A secretária, que estava ao lado dele, respondeu com uma voz suave, mas calculista. Ayla podia sentir a tensão nas palavras dela, embora tentasse manter a calma.
— Eles estão começando a perceber o que está acontecendo. A fome está se espalhando mais rapidamente do que esperávamos, e a revolta é iminente. Mas não podemos permitir que isso se espalhe. Eles precisam ser controlados, e rápido.
Ayla sentiu um frio percorrer sua espinha. O "setor 5" era uma região conhecida por sua miséria e pobreza. Pessoas ali viviam em condições subumanas, lutando por comida e água, enquanto a elite do palácio vivia em luxo. As palavras da secretária mostravam claramente que o sofrimento daquelas pessoas era visto apenas como uma questão a ser "controlada", um fardo que precisava ser mantido em silêncio.
O Rei Crowther parecia não demonstrar nenhum tipo de empatia, apenas uma necessidade de lidar com o problema de forma pragmática.
— Deixe-os pensar que ainda têm controle sobre suas vidas — ele disse com uma frieza cortante. — Se eles começarem a questionar, teremos um motim nas mãos. Que eles se mantenham quietos e obedeçam. A crise pode ser usada a nosso favor.
A secretária fez uma pausa, ponderando sobre as palavras do rei, antes de falar novamente.
— E quanto às meninas da coroa de diamante? Algumas delas podem ser um problema, especialmente a Marin. Ela parece ser mais do que uma simples competidora... há algo nela, algo que a torna diferente.
O rei fez um som baixo, quase imperceptível, que Ayla não soubera identificar se era aprovação ou desprezo.
— Ela é forte, isso é inegável. Mas todos sabem o que acontece com aqueles que se destacam demais. Se ela não se adaptar, não será difícil fazê-la desaparecer. De qualquer forma, o que importa é que ela não ameace nossa estabilidade. As outras garotas não são uma preocupação. Mas Marin... Precisa ser controlada.
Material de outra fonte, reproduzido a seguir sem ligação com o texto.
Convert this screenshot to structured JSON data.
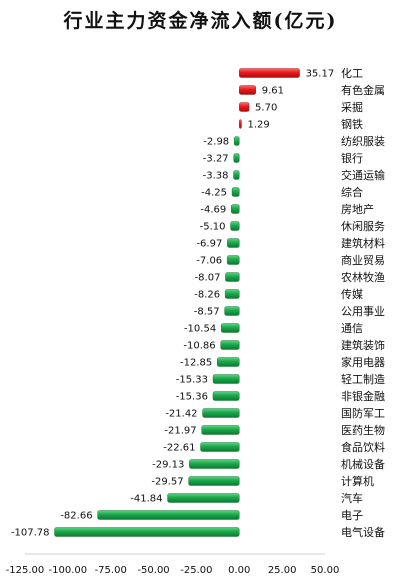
{
  "chart_data": {
    "type": "bar",
    "orientation": "horizontal",
    "title": "行业主力资金净流入额(亿元)",
    "categories": [
      "化工",
      "有色金属",
      "采掘",
      "钢铁",
      "纺织服装",
      "银行",
      "交通运输",
      "综合",
      "房地产",
      "休闲服务",
      "建筑材料",
      "商业贸易",
      "农林牧渔",
      "传媒",
      "公用事业",
      "通信",
      "建筑装饰",
      "家用电器",
      "轻工制造",
      "非银金融",
      "国防军工",
      "医药生物",
      "食品饮料",
      "机械设备",
      "计算机",
      "汽车",
      "电子",
      "电气设备"
    ],
    "values": [
      35.17,
      9.61,
      5.7,
      1.29,
      -2.98,
      -3.27,
      -3.38,
      -4.25,
      -4.69,
      -5.1,
      -6.97,
      -7.06,
      -8.07,
      -8.26,
      -8.57,
      -10.54,
      -10.86,
      -12.85,
      -15.33,
      -15.36,
      -21.42,
      -21.97,
      -22.61,
      -29.13,
      -29.57,
      -41.84,
      -82.66,
      -107.78
    ],
    "value_labels": [
      "35.17",
      "9.61",
      "5.70",
      "1.29",
      "-2.98",
      "-3.27",
      "-3.38",
      "-4.25",
      "-4.69",
      "-5.10",
      "-6.97",
      "-7.06",
      "-8.07",
      "-8.26",
      "-8.57",
      "-10.54",
      "-10.86",
      "-12.85",
      "-15.33",
      "-15.36",
      "-21.42",
      "-21.97",
      "-22.61",
      "-29.13",
      "-29.57",
      "-41.84",
      "-82.66",
      "-107.78"
    ],
    "xlim": [
      -125,
      50
    ],
    "x_ticks": [
      -125,
      -100,
      -75,
      -50,
      -25,
      0,
      25,
      50
    ],
    "x_tick_labels": [
      "-125.00",
      "-100.00",
      "-75.00",
      "-50.00",
      "-25.00",
      "0.00",
      "25.00",
      "50.00"
    ],
    "grid": false,
    "legend": "none",
    "colors": {
      "positive": "#e8191b",
      "negative": "#1aa84a"
    }
  }
}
Ayla sentiu o sangue ferver em suas veias, a raiva tomando conta de seu corpo. Ela sabia que o rei a via como uma ameaça, mas ela não se importava. Se achavam que ela seria facilmente manipulada ou descartada, estavam redondamente enganados.
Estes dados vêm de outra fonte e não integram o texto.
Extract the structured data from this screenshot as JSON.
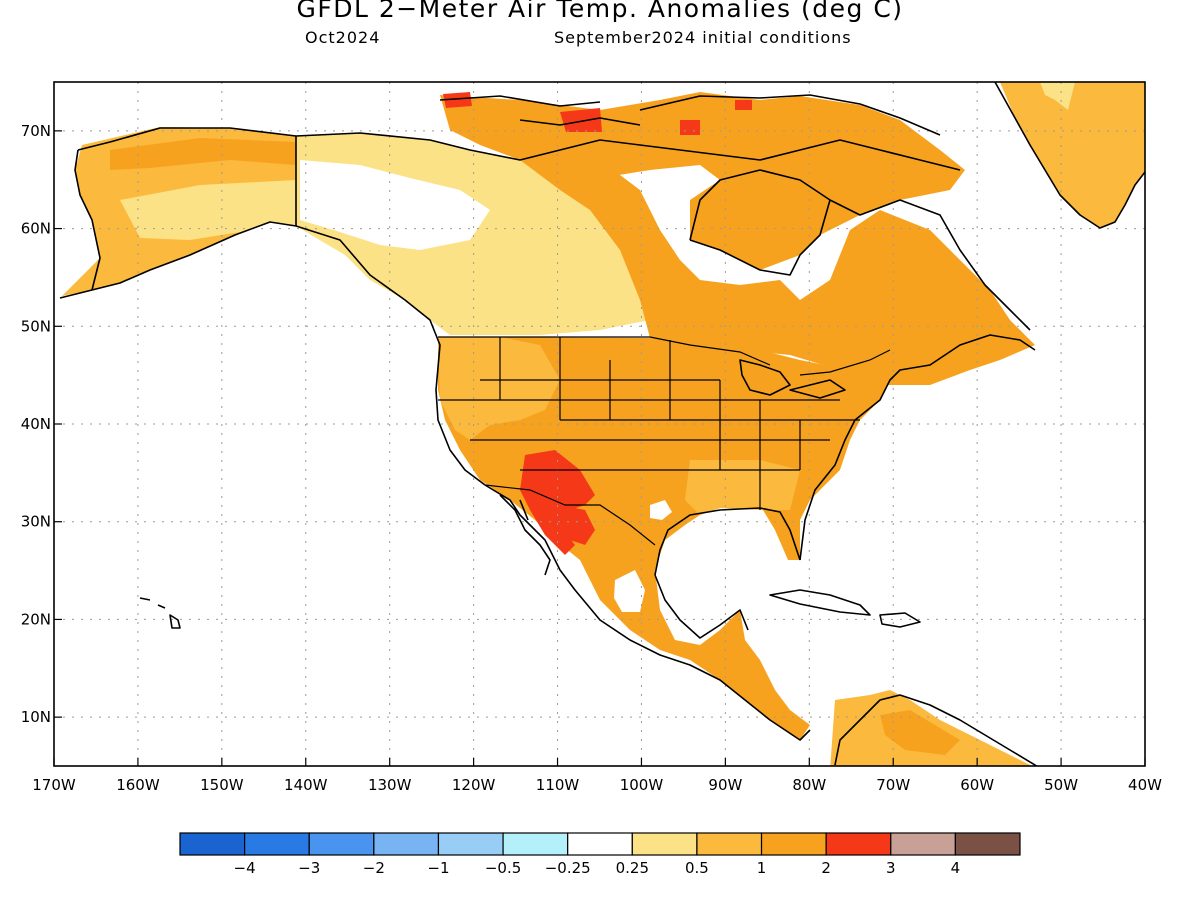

O silêncio se fez entre os dois, e Ayla, com o estômago revolto, se afastou lentamente, tentando não ser ouvida. O que o rei e sua secretária estavam planejando era uma condenação não apenas para o povo do setor 5, mas para todos aqueles que se atreviam a questionar o sistema injusto que ele mantinha.
Enquanto caminhava de volta aos seus aposentos, uma determinação firme crescia dentro de Ayla. Ela sabia que tinha que lutar. Não apenas pela coroa, mas por algo maior. O povo precisava saber a verdade, e ela faria tudo o que fosse necessário para revelar a crueldade que estava por trás do palácio de mármore escarlate.